No meio dessa relva, no meio dessa passarela está Ricardo.
É final de
semestre. O moço precisa devolver alguns livros. Dirige-se à biblioteca. Embora
ele não saiba, seu corpo poupa energia, um passo de cada vez; sobreviver o
calor é uma tarefa exigente para o corpo de Ricardo. O suor já percorre por
debaixo da mochila. Se ele tirar a mochila das costas poderemos ver o desenho
dela marcada no tecido.
A
biblioteca possui três andares. É um dos maiores prédios da universidade. Tem
amplas janelas que rodeiam toda sua extensão e grades para impedir o furto dos
livros.
O
procedimento padrão é deixar bolas, pastas e qualquer outro item que possa ser
suado para roubar livros em um dos armários.
As chaves
ficam penduradas nas portas. Basta escolher o cubículo, trancar e levar a
chave. Simples e rápido. Era para ser. Mas não para Ricardo. Ele perambula
pelas copiosas fileiras de armários até encontrar um que caiba sua grande
mochila. E nessa procura ele não está só. Duas moças, não muito mais jovens do
que ele repetem o procedimento. Ele não consegue ver seus rostos. Uma loira,
outra morena. Longos cabelos, o cabelo da loira um pouco mais ondulado do que a
da morena. Ambas com silhuetas bem delineadas, peles lisas, bundas arrebitadas
e redondinhas...
Ricardo não
consegue evitar. Por mais que haja um debate sobre a coisificação do corpo
feminino, ele não pode não pensar em outra coisa a não ser estar no meio
daquelas quatro pernas torneadas.
Ambas usam
shortes jeans curtos e leves blusas de alças.

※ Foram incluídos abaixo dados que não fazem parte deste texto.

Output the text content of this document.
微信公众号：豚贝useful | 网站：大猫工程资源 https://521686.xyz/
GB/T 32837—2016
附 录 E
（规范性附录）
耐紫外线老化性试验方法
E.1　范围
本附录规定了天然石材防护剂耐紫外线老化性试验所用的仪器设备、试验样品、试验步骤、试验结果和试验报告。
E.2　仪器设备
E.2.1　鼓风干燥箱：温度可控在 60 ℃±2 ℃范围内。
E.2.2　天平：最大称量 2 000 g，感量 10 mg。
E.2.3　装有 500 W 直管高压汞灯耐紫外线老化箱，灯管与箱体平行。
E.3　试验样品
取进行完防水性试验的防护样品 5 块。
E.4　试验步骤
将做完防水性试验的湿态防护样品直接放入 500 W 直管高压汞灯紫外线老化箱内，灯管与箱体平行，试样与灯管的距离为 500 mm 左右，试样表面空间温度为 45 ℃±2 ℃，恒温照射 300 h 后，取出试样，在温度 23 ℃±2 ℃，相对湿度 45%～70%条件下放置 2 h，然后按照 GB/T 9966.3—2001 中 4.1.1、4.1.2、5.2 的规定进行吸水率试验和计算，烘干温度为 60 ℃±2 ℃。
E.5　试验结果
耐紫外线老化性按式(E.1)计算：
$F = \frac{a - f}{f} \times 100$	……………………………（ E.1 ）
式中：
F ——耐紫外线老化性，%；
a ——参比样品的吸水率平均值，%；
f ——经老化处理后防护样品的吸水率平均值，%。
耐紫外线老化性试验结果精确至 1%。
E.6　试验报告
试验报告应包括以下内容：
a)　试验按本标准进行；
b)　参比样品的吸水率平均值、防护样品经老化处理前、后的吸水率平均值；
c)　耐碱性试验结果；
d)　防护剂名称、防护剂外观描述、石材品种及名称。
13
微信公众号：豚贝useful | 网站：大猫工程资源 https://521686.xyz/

O calor estar de matar! Ricardo sente
o calor do ambiente e o calor de seus instintos. Controla-se, segura, respira
fundo, volta o olhar para o chão. Ainda é um homem racional. Por isso pode
aproveitar a cena como um evento estético; aprecia as formas dos corpos não só
como carne, mas como exemplares da beleza do corpo feminino; como estar diante
de duas belas estátuas de marfim. Ele disfarça, mas ao subir as escadas poucos
são os ângulos alternativos em que seus olhos não recaiam sobre as ancas das
moças. Elas sobem na frente e ele sobre três andares admirando aquelas curvas afrodisíacas.
Ao chegar
no terceiro andar, elas vão para um lado e ele para outro. O torpor hormonal é
cortado. “Jamais verei as caras delas”, disse para si mesmo. Não importa, já
tinha visto o suficiente.
***
A
biblioteca tem um sistema de busca informatizado, um aprimoramento que facilita
a vida de estudantes e pesquisadores. O usuário deve inserir o termo que busca –
assunto, nome do autor, nome do livro, etc. – no cambo de busca e clicar em uma
lupa. Depois de alguns segundos – normalmente é uma questão de segundos – os sistema
traz a relação de livros do acervo.
Ricardo
estava cansado da leitura técnica. Havia semanas que se dedicava ao estudo e
escrita de artigos. Um dos remédios para sua imaginação era recorrer a
literatura. Ficou sabendo de um tal de Jorge Luis Borges, ou algo assim. Um
escritor argentino. Ele ficou curioso para saber se o autor era digno da fama.
Ele empunhou
o mouse, arrastou-o até o campo de busca. Deu um clique. Olhou na tela. O campo
já estava preenchido. Alguém escreveu lá “orgasmo”, isso mesmo “orgasmo”. A
lista sobre o assunto era longa. “Acho
justo procurarem sobre o assunto. Mas, a pessoa que procura por orgasmo em um
biblioteca deve estar procurando no lugar errado. Há quem diga que a biblioteca
é uma espécie de paraíso, mas não é aqui que ela encontrará o orgasmo. Mais
fácil seria ir a um puteiro, né?”, pensou.
“Orgasmo e
sua função fisiológica”, “Prazer, gozo e orgasmo”, “Experiência e prática do
orgasmo feminino” foram os títulos listados entre outros. Ricardo sorri.
“As pessoas
levam isso a sério”. Apagou o histórico de busca e inseriu o que procurava.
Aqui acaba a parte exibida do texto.